Oh, for pity’s sake, I absolutely adore Portugal. Why do some places just feel so right? I remember once, whilst spending winter here a few years back - as we often used to do before I became a pathetically unstable house-bound retard – that we visited Fatima to have a wee look at the Catholics. Just to see, I suppose, what on earth they might be up to.
Some of them, as it happens, were shuffling across the vast expanse of the Basilica on their knees, whispering words to Mary or Jeepers or both. I don’t really know, I’m afraid, but it managed to be a little bit beautiful, as well as sharply unsettling. I wanted to stare openly or maybe just take some intrusive close-up photos of their faces like those shatteringly predictable middle-class guys do when they bump into Peruvians up a mountain. And what’s that all about?
Anyway, stepping through the sliding doors of Faro airport on Friday morning felt brilliant. Beautiful world, I’ve quite probably missed you.
Now look, I’m not made of girl parts, thank goodness, so I didn’t sob or faint or suddenly start to outperform boys in the sciences or anything crass like that. No. I did need to sit down for an hour, though, before heading on my way. I imagine I probably looked highly distinguished and wordly, you know, sitting there.
Internally, however, I was falling to my knees and embarking on a crawlingly grateful voyage round Portugal, licking walls, pavements, legs, trees, the very air and more. I was meticulously licking my way up the wild Atlantic coast and then down the jiggy border with Spain – being v. careful, obviously, not to stray into Spanish territory as I did so (yuck). Then I turned west at Villa Real and started licking my way towards Lagos. And don’t get me started on Lisbon.
Where was I? Yes. I opted to slum in a (pleasingly) grubby tourist resort. Within a tantalising reach once more, however, I’m dreaming of Monchique in the mountains; Loule with its throbbingly fishtastic food market; the fortification at Silves where, if you feel like singing, it’s possible to revel in a near perfect accoustic sound in the defunct and ancient cistern; Lagos; Portimao; Ferragudo and Fuseta......too much goodness. Little wonder, really, that I’ve already missed my flight home. Two days? What was I thinking? But God, how I miss my dog. At least she's safe with my girlfriend, I suppose.
Anyway, at this time of year, the resort is only really hirple-swarming with British and Dutch pensioners, so the rhythm is fairly glacial, thank goodness. If you stop and listen, however, the rowdy echo of a charmless hedonism palpably fills the air.
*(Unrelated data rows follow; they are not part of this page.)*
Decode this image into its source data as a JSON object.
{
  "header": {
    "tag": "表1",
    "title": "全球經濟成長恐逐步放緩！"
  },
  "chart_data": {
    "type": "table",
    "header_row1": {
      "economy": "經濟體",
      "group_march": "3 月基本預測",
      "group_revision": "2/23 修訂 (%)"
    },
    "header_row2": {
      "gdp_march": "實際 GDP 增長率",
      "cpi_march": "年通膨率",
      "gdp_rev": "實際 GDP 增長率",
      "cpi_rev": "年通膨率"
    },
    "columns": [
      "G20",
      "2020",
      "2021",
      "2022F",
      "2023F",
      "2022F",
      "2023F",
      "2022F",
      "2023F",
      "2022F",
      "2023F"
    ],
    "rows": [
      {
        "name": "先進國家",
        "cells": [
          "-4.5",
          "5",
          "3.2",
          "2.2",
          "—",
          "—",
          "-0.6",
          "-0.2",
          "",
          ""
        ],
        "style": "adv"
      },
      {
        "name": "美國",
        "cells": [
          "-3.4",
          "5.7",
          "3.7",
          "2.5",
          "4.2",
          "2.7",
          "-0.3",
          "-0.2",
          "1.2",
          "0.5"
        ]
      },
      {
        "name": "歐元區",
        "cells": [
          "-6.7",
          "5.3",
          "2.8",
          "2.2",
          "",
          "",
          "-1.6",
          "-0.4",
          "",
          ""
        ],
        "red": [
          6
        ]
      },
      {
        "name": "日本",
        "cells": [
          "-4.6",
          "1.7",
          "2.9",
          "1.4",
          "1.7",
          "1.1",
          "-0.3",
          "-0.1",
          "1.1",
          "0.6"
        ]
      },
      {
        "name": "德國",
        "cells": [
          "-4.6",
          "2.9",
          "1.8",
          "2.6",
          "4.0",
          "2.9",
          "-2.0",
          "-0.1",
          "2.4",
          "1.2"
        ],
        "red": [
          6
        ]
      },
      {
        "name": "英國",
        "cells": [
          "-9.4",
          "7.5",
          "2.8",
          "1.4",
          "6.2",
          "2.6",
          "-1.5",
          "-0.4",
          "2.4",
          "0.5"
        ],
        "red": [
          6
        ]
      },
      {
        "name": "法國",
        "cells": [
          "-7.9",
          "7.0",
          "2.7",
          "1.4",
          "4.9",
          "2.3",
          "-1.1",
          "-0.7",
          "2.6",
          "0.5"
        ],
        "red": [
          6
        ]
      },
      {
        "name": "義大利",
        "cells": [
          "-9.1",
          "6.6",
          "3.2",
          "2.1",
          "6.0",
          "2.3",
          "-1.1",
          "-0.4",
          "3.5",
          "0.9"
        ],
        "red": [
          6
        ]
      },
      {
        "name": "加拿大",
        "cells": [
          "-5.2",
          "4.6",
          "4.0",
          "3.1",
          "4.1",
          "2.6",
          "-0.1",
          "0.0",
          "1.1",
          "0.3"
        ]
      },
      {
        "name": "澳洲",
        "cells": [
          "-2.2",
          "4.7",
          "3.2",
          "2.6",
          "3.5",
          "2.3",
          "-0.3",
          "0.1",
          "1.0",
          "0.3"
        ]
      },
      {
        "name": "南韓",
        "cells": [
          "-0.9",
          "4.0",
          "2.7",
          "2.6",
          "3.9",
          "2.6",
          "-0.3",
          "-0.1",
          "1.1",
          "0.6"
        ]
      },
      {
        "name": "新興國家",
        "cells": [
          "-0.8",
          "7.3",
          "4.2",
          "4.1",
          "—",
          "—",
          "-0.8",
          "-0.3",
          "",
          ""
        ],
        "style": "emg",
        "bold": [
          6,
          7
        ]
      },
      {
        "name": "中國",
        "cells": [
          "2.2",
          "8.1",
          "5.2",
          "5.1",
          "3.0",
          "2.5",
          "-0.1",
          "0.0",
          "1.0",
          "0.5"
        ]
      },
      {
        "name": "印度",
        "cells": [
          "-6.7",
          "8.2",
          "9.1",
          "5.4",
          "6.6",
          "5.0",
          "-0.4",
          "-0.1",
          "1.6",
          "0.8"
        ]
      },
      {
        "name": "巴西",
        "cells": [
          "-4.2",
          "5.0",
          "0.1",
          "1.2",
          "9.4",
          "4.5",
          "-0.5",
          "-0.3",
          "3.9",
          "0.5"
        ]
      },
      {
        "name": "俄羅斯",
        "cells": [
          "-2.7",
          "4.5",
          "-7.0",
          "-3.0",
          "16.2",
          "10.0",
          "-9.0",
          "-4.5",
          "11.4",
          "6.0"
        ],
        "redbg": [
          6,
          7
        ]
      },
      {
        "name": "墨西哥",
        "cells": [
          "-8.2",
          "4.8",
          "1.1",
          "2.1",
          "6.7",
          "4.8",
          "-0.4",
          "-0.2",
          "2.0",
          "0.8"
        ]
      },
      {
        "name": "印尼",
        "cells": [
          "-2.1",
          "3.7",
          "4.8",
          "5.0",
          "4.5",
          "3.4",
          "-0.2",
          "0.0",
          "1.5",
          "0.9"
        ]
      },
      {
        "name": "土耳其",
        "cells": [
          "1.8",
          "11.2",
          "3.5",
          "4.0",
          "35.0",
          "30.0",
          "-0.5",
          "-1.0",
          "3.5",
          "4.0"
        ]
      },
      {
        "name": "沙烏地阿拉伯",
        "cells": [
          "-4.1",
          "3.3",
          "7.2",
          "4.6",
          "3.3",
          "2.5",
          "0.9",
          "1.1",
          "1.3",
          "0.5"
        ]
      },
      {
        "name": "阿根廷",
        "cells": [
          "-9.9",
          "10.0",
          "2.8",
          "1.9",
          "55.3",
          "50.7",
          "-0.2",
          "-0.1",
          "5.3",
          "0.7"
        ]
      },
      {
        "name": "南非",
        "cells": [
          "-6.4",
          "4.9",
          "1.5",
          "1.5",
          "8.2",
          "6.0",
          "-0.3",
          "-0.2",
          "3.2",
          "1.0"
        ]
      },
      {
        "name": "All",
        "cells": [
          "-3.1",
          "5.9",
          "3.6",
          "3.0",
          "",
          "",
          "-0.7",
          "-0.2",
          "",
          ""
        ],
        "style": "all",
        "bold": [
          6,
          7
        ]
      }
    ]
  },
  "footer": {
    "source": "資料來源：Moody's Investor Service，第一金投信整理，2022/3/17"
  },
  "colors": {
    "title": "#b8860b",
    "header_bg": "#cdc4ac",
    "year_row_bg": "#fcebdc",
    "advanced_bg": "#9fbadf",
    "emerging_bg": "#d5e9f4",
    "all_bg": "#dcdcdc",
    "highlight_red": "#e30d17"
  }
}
Sullenly empty bars wait for the returning hordes of a uniformly drab and unexceptional youth to hit their violent peaks of witless vulgarity in the middle of a scorching July. At a guess.
None of this matters, of course, because me and the pensioners are tight. I’m not saying they don’t occasionally smell of cat and pee, I’m just saying that if I have to endure talking with anyone, then I’d far prefer them to be in the mid-seventies to death bracket.